The paper proposes the LogicVista benchmark dataset, aimed at systematically evaluating the performance of multimodal large language models in visual reasoning tasks. The data is sourced from authorized intelligence tests and employs a dual evaluation method combining multiple-choice questions (MCQ) and chain-of-thought (CoT). It covers inductive, deductive, numerical, spatial, and mechanical reasoning. The experiments reveal an imbalance in model performance across different reasoning tasks, with particular limitations in complex spatial reasoning tasks.
优点
- Innovative Multimodal Reasoning Evaluation: The paper systematically evaluates the logical reasoning capabilities of multimodal large language models (MLLMs), covering five core areas: deductive reasoning, inductive reasoning, numerical reasoning, spatial reasoning, and mechanical reasoning. This evaluation fills gaps in current methodologies and holds significant potential for advancing research in the multimodal domain.

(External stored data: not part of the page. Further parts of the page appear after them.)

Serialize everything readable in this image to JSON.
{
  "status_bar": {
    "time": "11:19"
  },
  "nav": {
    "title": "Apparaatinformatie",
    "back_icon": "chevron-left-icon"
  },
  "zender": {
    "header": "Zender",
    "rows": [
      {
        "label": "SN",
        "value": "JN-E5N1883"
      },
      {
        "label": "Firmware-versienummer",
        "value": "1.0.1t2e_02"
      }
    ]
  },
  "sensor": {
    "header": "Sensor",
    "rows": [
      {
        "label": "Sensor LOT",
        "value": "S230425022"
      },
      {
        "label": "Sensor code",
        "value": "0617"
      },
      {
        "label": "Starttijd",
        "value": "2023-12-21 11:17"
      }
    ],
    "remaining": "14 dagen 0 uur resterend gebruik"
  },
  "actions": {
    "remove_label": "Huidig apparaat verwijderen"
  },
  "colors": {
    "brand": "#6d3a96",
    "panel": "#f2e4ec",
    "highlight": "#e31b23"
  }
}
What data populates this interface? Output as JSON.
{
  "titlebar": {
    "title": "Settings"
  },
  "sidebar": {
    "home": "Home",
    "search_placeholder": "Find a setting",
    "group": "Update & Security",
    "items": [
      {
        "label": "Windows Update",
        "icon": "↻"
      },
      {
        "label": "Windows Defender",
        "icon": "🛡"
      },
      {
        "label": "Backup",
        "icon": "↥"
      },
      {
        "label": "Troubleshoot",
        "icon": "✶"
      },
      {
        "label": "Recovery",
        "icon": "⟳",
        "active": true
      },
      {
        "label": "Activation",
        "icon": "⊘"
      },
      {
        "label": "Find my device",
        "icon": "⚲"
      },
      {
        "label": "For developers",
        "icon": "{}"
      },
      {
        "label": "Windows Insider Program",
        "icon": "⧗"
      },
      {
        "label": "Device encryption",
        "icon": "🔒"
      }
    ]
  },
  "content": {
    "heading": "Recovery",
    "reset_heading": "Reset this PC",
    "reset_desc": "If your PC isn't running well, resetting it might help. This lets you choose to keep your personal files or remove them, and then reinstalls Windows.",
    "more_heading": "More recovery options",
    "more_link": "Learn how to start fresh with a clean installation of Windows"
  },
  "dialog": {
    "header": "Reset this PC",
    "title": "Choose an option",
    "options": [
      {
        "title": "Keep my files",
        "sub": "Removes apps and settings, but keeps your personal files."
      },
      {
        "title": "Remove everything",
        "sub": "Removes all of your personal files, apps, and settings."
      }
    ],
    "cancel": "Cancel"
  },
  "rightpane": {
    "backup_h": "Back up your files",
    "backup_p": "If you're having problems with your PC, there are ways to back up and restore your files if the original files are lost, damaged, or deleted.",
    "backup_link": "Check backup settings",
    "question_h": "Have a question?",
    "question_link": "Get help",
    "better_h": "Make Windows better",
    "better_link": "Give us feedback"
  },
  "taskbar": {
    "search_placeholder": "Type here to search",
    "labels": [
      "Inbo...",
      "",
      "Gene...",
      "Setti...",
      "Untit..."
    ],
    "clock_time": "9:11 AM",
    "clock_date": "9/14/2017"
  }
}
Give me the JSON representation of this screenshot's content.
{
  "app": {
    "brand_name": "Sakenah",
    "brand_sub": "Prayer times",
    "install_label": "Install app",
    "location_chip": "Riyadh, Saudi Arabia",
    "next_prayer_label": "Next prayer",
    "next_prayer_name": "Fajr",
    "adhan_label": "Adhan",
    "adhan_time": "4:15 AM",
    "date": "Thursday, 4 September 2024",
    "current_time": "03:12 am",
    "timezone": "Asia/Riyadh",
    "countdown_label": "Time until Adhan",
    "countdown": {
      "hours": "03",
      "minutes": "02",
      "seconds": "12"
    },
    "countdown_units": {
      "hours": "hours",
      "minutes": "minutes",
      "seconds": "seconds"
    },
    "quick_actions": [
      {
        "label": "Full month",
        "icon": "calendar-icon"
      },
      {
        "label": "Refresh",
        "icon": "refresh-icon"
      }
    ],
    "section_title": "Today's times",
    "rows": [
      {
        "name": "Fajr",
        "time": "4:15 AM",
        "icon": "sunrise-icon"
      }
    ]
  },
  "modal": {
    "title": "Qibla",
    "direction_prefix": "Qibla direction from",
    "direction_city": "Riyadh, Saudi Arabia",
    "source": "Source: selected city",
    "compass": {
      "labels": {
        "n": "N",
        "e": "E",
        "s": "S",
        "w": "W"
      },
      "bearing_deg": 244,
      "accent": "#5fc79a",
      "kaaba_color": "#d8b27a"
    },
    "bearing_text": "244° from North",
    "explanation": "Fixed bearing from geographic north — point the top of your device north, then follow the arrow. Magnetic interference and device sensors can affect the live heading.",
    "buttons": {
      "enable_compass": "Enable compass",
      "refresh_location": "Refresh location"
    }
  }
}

- Rigorous Data Source: The paper uses authorized IQ test data, which avoids the common issue of public data leakage and ensures fairness in the evaluation. This data is more reflective of the models’ reasoning capabilities, rather than merely testing memory or simple inference abilities.
- Multidimensional Evaluation Approach: By combining MCQ and Chain-of-Thought (CoT) methods, the paper efficiently quantifies the model’s selection ability while also deeply analyzing its reasoning process, balancing both evaluation depth and efficiency.
- Scalability and Continuous Updates: The introduction of crowdsourced annotation tools ensures the dataset’s scalability and future updates, laying a solid foundation for iterative evaluations.
- Clear Language and Logical Presentation: The paper is clearly written, with well-structured logic and organized presentation of experimental results, aiding readers in understanding its contributions.
缺点
- Limited Data Source: Although the IQ test data is rigorous, it is relatively concentrated in scope, lacking coverage of other fields (e.g., scientific reasoning, language understanding). The dataset size is also limited, potentially hindering the ability to fully capture the model’s performance across a broader range of tasks.
- Lack of Depth in Benchmark Design and Ablation Studies: The paper primarily uses random and frequentist baselines, which provide limited insights into the deeper aspects of reasoning. The absence of ablation studies restricts the analysis of how different model components contribute to performance. Introducing more complex baselines and conducting ablation studies could enhance the interpretability of the results.
- Redundant Logical Expressions: The distinction between the “Broad Capabilities” and “Specific Capabilities” sections in 4.2 is somewhat redundant, particularly in the discussion of OCR and diagram tasks. Simplifying these sections and clearly distinguishing between the two could improve the clarity of the paper’s logic.
问题
I don't have questions.
We thank the reviewers for their thoughtful feedback, constructive comments, and helpful suggestions. We have decided to withdraw our submission to refine further and enhance our work for future resubmission.